30 April 2020

This article was written by Ciara Davies. 

This applies for submissions that are due up to and including 30 June 2020 and also the Employers’ Liability Register compliance return due in August.

If the return is not included on the FCA list, it does not benefit from the flexibility and firms must submit their data within the usual timeframe.

For small or medium size businesses (that is those paying less than £10,000 in fees and levies in 2020/2021) the administrative fee for all late returns will not be applied until 30 June 2020 (this also applies to any returns not listed by the FCA).

FCA published its finalised guidance on coronavirus and customers in temporary financial difficulty

The FCA has published its final guidance for insurance and premium finance firms on coronavirus and customers in temporary financial difficulty. The guidance builds on Principle 6 which requires a firm to pay due regard to the interests of its customers and treat them fairly, and ICOBS 2.5.1R which requires a firm to act honestly, fairly and professionally in accordance with the best interests of its customers.

Qualifying customers are those who are experiencing or reasonably expecting to experience temporary financial difficulties due to circumstances arising from coronavirus. The guidance is aimed at prompting firms to help qualifying customers by reducing the impact of temporary financial distress and ensuring that customers continue to have insurance that meets their demands and needs.

The guidance covers the actions that firms can take when they identify a qualifying customer as well as the circumstances under which the FCA would expect firms to grant a payment deferral. The guidance also sets out the FCA’s expectations of premium finance firms reviewing any interest rates associated with premium instalments.
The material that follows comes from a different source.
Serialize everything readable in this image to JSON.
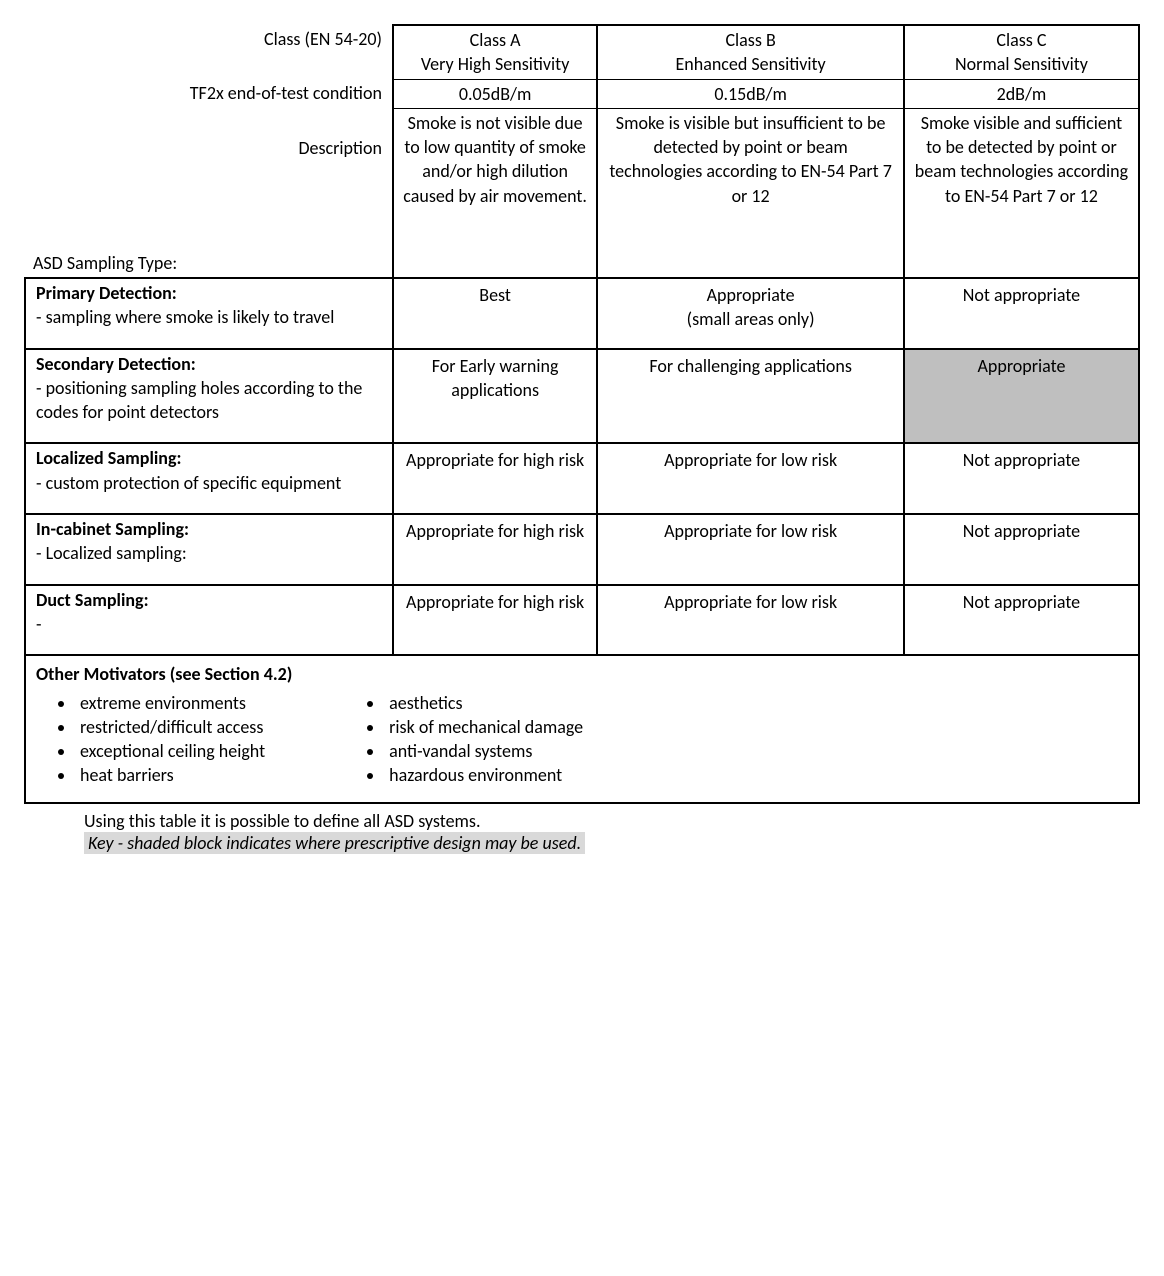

After consulting on the draft guidance on 1 May 2020, the FCA has now published a feedback statement, summarising the feedback it received. With much support shown by respondents, only a small number of changes were made to the guidance. The amendments included:

  • clarification that firms do not have to consider an interest rate revision as a prerequisite to offering a payment deferral
  • flexibility for firms as to whether to offer a payment deferral period of between one and three months
  • clarification on how the guidance applies to different types of insurance contract and customer.

The finalised guidance will come into effect on 18 May 2020 and it will be reviewed within the next three months to see if it is still necessary in light of the developments around coronavirus.